Das Entwicklungstool „Energetisch gläsernes Fahrzeug“ (EGF) ist eine Eigenentwicklung von Mercedes-Benz und kann Optimierungen bis ins kleinste Bauteil detektieren – so trägt das EGF entscheidend zur Verbesserung der Effizienz bei. Durch die exakte und detaillierte Untersuchung der Energieflüsse im gesamten Fahrzeug (Tank-to-Wheel) können die Entwicklungsingenieure alle verbrauchsrelevanten Baugruppen bis hin zu einzelnen Komponenten wie Radlagern optimieren.

„Dass die neue S-Klasse bis zu 20 Prozent weniger verbraucht als ihr Vorgänger, ist schlussendlich das Ergebnis einer Vielzahl von Maßnahmen und der akribischen Arbeit eines Expertenkreises in der Entwicklung“, so Müller.
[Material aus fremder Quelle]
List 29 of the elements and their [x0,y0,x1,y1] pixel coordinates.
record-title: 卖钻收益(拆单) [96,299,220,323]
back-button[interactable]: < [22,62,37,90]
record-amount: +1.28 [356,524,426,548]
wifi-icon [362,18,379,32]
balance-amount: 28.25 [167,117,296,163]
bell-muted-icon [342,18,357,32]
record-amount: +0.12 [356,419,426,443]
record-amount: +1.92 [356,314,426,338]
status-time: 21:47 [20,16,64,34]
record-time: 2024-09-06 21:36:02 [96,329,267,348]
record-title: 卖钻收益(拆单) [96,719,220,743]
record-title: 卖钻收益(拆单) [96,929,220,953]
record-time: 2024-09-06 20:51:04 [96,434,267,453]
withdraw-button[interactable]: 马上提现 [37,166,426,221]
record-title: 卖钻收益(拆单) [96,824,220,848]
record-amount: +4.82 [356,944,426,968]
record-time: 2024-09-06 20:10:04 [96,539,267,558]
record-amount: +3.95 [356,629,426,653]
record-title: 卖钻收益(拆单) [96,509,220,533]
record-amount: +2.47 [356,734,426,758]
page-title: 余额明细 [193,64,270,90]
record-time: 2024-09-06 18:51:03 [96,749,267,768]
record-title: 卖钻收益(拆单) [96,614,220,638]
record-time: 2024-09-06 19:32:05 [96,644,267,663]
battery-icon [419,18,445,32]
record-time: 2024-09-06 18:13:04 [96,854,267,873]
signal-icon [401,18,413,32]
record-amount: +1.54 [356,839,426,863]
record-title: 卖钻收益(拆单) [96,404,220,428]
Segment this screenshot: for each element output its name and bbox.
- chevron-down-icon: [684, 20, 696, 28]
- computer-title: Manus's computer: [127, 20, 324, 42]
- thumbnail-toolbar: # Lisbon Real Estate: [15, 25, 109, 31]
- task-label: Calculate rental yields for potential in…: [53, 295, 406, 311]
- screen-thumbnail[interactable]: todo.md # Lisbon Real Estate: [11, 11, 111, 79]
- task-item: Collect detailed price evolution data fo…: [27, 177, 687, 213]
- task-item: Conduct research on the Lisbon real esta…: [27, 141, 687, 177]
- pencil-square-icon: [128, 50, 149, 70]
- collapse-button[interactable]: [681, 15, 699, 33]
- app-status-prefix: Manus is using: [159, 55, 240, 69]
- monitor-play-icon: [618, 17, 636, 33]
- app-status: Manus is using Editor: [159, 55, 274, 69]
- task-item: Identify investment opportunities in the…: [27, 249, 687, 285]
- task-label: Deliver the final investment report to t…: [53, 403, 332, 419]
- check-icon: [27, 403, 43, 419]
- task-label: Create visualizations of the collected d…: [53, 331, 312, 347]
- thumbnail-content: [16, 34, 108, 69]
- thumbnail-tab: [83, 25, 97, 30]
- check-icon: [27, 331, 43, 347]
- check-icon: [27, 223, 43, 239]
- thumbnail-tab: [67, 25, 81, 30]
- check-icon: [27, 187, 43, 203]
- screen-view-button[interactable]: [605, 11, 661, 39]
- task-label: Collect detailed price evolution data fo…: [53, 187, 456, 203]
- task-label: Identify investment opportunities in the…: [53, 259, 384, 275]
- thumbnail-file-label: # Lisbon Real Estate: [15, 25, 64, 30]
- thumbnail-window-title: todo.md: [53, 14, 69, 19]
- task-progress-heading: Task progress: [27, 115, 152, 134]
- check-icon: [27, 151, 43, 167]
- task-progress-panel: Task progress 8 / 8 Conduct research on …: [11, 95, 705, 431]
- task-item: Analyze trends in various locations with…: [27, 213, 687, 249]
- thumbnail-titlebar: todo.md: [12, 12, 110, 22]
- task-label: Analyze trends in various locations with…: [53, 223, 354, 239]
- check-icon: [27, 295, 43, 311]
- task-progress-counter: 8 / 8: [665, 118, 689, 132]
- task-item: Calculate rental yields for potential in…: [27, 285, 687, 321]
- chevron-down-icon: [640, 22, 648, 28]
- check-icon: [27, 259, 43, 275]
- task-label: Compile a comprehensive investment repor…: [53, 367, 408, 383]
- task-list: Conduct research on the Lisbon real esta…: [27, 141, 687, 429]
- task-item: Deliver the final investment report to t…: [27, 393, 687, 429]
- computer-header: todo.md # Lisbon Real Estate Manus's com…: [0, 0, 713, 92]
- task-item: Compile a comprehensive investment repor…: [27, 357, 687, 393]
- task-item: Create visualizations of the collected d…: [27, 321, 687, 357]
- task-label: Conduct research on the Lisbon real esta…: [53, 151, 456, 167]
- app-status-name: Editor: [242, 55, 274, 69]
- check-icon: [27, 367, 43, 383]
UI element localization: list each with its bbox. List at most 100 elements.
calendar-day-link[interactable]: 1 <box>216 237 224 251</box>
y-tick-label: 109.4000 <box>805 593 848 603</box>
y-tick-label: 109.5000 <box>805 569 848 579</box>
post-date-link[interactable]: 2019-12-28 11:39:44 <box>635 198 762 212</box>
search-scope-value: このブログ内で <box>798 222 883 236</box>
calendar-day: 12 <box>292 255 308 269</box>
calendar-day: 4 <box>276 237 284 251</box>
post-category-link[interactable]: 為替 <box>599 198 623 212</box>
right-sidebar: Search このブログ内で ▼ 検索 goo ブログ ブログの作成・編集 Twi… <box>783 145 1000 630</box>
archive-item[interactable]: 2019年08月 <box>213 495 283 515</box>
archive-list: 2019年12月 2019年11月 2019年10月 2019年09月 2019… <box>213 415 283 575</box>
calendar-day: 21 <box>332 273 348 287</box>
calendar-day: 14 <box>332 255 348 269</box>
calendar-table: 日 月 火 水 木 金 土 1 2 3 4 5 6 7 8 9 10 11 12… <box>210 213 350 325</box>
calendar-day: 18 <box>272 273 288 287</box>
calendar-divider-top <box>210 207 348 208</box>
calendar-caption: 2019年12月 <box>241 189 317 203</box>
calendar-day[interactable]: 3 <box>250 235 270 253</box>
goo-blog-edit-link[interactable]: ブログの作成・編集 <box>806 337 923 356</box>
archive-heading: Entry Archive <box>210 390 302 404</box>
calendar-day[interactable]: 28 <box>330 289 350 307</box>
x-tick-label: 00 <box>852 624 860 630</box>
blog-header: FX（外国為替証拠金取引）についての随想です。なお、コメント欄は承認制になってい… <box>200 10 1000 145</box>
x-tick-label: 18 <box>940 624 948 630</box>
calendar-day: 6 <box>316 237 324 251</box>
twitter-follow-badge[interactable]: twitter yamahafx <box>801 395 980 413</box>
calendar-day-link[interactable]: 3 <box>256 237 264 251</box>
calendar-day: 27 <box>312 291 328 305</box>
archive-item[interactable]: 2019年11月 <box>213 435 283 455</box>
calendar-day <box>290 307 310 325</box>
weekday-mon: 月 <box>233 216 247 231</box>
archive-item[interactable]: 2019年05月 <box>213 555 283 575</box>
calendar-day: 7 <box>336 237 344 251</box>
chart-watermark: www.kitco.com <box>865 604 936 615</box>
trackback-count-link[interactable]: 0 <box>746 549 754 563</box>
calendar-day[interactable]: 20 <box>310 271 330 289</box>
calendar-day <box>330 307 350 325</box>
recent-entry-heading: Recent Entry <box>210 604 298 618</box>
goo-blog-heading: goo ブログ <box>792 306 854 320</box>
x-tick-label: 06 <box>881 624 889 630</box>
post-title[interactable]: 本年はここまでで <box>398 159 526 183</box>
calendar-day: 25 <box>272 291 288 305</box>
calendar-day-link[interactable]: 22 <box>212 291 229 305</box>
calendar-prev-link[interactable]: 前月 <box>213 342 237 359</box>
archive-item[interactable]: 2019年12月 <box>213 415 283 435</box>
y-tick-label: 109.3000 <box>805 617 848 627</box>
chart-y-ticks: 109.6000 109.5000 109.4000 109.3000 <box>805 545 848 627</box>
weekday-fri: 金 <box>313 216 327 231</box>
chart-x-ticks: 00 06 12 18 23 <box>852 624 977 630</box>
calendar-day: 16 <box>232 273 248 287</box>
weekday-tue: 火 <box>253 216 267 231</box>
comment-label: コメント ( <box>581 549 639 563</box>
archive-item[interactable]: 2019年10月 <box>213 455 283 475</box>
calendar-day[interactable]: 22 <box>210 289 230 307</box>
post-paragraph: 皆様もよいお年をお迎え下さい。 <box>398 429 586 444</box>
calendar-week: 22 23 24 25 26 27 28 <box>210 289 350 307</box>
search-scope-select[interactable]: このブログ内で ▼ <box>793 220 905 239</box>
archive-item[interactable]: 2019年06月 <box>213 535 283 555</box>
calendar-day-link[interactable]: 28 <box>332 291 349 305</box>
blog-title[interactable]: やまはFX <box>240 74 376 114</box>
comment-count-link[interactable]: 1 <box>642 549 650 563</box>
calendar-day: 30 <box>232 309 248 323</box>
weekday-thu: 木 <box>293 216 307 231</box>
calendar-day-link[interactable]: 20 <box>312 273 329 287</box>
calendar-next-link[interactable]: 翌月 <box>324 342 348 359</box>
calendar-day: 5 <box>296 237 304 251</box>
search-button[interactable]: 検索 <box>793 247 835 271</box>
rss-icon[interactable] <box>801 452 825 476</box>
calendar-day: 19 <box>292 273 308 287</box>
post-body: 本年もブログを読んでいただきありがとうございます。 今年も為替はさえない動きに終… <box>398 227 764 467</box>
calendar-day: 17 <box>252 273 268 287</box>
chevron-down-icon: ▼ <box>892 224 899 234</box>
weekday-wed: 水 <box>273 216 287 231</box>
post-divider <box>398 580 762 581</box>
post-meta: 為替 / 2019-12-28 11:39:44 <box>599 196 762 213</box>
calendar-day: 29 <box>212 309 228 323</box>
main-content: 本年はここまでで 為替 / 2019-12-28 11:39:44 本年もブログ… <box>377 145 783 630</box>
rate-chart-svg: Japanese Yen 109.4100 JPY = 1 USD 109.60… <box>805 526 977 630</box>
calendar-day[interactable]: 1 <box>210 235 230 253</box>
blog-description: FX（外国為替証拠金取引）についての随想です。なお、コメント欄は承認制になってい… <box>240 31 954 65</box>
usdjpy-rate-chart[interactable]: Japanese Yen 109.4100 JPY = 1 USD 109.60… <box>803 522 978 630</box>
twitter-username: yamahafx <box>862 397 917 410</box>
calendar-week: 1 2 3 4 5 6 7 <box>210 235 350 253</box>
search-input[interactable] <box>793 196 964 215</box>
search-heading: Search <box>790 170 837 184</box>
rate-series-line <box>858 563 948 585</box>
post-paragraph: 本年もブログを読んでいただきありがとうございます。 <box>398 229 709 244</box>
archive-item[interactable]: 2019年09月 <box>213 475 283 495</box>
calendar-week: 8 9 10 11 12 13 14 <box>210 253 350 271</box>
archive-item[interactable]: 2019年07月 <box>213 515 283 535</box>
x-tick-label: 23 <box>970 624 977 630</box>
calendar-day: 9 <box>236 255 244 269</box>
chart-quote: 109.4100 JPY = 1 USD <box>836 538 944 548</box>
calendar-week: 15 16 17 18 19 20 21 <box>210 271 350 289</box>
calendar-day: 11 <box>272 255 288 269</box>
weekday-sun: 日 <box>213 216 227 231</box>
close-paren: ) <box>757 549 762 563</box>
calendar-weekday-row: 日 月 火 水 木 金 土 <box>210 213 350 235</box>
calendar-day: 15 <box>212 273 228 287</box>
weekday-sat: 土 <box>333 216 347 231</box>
Sein Kollege Roland Lütze blickt zurück: „Die Idee zum EGF entstand 2009 in der ML-Klasse, und 2011 entwickelten wir in der S-Klasse diese Methodik weiter zum weltweit ersten Energetisch gläserner Hybrid (EGH).“ Lütze ist seit fünf Jahren die treibende Kraft, der „Energieberater“ bei Mercedes-Benz Cars und verantwortlich für die Verlustanalyse und die CO2-Optimierung. „Der Bedarf insbesondere für den EGH resultiert aus der Tatsache, dass viele Verbrauchseffekte und Wechselwirkungen von Verbrauchsmaßnahmen in der Vergangenheit gerade beim Hybrid nicht eindeutig verifiziert oder nachgewiesen werden konnten.“ Mit dem EGH werden nun mögliche Optimierungspotenziale exakt erkannt, indem die energetischen Wirkketten aufgeschlüsselt und die Wechselwirkungen gerade auch zwischen Verbrennungsmotor- und E-Motor-Betrieb analysiert werden.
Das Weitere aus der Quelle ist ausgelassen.